I’m struggling, lately, with keeping ‘my head in the game’, ‘my heart at home’, staying fully engaged, or however you might describe it.
Even though I am all things ‘pro-family’, one of the biggest battles of my whole ‘motherhood’ is keeping my heart turned towards home. It seems to be one of those weaknesses that the Lord has not chosen to take away.
It ebbs and flow, and certainly, season in life play a role in the struggle as well. I have ‘seasons’ when my children and home are seemingly my only focus. It is in these times I feel like a whole-hearted mama. Not perfect, but all there, fully engaged.

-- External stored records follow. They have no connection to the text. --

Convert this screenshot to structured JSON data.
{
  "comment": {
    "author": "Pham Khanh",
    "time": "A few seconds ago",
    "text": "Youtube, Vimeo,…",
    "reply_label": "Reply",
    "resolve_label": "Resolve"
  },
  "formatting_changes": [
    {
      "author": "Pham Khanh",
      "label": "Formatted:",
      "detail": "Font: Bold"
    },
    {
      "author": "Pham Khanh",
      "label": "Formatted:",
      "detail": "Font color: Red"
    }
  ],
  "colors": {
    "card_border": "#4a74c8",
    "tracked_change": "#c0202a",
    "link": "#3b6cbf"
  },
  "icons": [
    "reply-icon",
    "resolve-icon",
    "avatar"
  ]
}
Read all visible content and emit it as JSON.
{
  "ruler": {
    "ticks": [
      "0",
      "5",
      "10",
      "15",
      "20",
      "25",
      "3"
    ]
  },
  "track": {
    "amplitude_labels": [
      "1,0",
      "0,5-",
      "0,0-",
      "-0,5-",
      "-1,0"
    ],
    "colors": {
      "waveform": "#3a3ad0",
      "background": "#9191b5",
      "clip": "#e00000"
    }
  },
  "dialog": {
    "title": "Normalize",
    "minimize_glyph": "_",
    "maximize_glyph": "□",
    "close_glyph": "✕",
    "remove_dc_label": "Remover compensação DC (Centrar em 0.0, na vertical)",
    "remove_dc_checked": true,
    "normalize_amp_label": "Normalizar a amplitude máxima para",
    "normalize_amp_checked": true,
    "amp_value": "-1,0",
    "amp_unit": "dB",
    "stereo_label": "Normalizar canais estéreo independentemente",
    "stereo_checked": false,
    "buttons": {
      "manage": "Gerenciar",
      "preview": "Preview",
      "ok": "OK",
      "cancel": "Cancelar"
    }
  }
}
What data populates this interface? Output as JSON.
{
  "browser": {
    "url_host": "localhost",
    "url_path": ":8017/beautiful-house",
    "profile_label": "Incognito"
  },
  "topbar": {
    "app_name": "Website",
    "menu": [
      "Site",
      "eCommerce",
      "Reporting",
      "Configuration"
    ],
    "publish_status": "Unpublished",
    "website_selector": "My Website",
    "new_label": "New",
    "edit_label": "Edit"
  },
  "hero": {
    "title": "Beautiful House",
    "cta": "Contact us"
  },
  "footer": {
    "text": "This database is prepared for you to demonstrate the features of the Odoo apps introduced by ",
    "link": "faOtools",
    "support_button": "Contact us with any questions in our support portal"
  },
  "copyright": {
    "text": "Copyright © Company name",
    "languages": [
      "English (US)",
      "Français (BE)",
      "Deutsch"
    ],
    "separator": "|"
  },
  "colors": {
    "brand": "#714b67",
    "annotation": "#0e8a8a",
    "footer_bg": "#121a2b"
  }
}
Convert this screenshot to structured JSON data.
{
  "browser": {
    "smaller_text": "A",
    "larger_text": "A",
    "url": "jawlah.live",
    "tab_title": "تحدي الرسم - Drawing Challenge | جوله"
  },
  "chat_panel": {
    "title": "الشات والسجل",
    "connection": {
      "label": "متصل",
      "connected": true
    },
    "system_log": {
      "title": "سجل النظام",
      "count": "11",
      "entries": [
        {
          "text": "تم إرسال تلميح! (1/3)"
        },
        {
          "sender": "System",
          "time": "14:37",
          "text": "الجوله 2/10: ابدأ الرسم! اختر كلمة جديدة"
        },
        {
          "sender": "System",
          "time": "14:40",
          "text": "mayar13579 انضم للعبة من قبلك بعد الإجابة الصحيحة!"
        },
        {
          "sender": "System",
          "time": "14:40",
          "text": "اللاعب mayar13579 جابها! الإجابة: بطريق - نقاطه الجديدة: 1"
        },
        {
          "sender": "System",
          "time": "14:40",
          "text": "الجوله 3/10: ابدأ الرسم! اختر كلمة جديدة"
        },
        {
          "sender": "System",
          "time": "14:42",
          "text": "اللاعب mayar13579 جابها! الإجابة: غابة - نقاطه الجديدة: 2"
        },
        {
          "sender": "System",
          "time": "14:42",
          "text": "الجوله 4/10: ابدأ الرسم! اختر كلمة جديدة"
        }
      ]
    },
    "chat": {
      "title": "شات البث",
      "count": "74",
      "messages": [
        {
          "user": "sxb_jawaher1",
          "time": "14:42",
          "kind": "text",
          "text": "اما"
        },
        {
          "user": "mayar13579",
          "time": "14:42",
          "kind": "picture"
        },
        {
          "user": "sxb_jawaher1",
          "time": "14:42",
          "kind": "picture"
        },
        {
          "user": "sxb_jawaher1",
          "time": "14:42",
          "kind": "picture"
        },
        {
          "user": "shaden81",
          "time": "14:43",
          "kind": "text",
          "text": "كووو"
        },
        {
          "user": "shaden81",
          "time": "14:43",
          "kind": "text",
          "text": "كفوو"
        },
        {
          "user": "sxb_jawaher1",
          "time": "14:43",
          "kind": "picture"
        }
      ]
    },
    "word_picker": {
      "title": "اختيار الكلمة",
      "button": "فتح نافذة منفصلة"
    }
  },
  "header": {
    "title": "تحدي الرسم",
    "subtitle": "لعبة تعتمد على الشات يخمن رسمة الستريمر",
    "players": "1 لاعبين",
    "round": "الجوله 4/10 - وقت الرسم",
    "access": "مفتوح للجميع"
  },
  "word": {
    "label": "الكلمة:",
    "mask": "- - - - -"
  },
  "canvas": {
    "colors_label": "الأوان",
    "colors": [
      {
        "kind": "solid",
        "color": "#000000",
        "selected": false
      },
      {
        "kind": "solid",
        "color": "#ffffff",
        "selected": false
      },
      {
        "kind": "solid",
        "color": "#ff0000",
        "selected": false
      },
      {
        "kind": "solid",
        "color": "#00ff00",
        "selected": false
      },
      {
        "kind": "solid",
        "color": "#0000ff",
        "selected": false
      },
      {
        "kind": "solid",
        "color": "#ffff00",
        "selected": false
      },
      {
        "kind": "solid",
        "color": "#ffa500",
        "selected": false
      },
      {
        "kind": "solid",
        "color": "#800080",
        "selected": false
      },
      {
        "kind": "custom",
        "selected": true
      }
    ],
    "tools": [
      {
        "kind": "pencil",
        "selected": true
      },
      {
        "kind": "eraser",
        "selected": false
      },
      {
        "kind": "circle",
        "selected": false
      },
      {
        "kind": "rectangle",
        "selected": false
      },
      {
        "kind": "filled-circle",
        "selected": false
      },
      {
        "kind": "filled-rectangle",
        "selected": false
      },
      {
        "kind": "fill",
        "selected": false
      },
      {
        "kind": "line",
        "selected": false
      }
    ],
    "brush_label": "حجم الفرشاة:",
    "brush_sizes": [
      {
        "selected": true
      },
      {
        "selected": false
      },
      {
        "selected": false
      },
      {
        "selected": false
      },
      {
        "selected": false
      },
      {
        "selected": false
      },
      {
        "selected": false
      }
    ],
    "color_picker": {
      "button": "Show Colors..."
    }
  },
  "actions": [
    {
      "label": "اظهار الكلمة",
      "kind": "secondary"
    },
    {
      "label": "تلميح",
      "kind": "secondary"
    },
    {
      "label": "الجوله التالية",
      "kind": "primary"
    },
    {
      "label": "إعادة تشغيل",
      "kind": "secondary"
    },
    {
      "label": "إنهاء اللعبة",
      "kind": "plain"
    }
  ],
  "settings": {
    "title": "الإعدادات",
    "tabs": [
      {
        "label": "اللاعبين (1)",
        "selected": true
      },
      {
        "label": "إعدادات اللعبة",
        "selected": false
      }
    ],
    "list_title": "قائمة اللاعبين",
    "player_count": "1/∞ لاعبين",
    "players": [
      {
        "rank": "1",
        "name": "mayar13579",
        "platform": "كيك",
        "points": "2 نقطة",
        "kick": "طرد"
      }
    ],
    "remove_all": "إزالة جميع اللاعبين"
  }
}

Then there are times when I am so distracted with life, my own pursuits or even God-led pursuits, that I sense my heart so far away from home. I hate this feeling. I feel the tug, but don’t seem to know what to do about it. It’s a very ‘lost’ feeling. It’s like I even forget how to do the ‘mama’ thing.
Lately, I feel the tug to turn my heart towards home more, (yet again) and I am making great strides. The business that we have (our home-based family business) demands A LOT of me, and we really do feel that the Lord is leading it, which means I need to figure out how to do both. Well, not that I need to figure it out, I need to trust Him to teach and lead me.
For me, it starts with recognizing and repenting for getting so swept away. I used to take on so much condemnation at a time like this, but now I know He loves me and forgives me and it is not about me striving or trying harder, but humbling myself before Him, crying out to Him to teach me how to do the ‘mama’ thing again. I ask Him to change my heart, turn it towards home. I praise Him for loving me and shaping me into the mama He created me to be.
It is easy? Nope. I haven’t figured it out yet, but felt like I needed to share my heart and my struggles.
Do you have similar struggles? Perhaps we can pray for each other, just let me know, I’d love to know I’m not in this alone.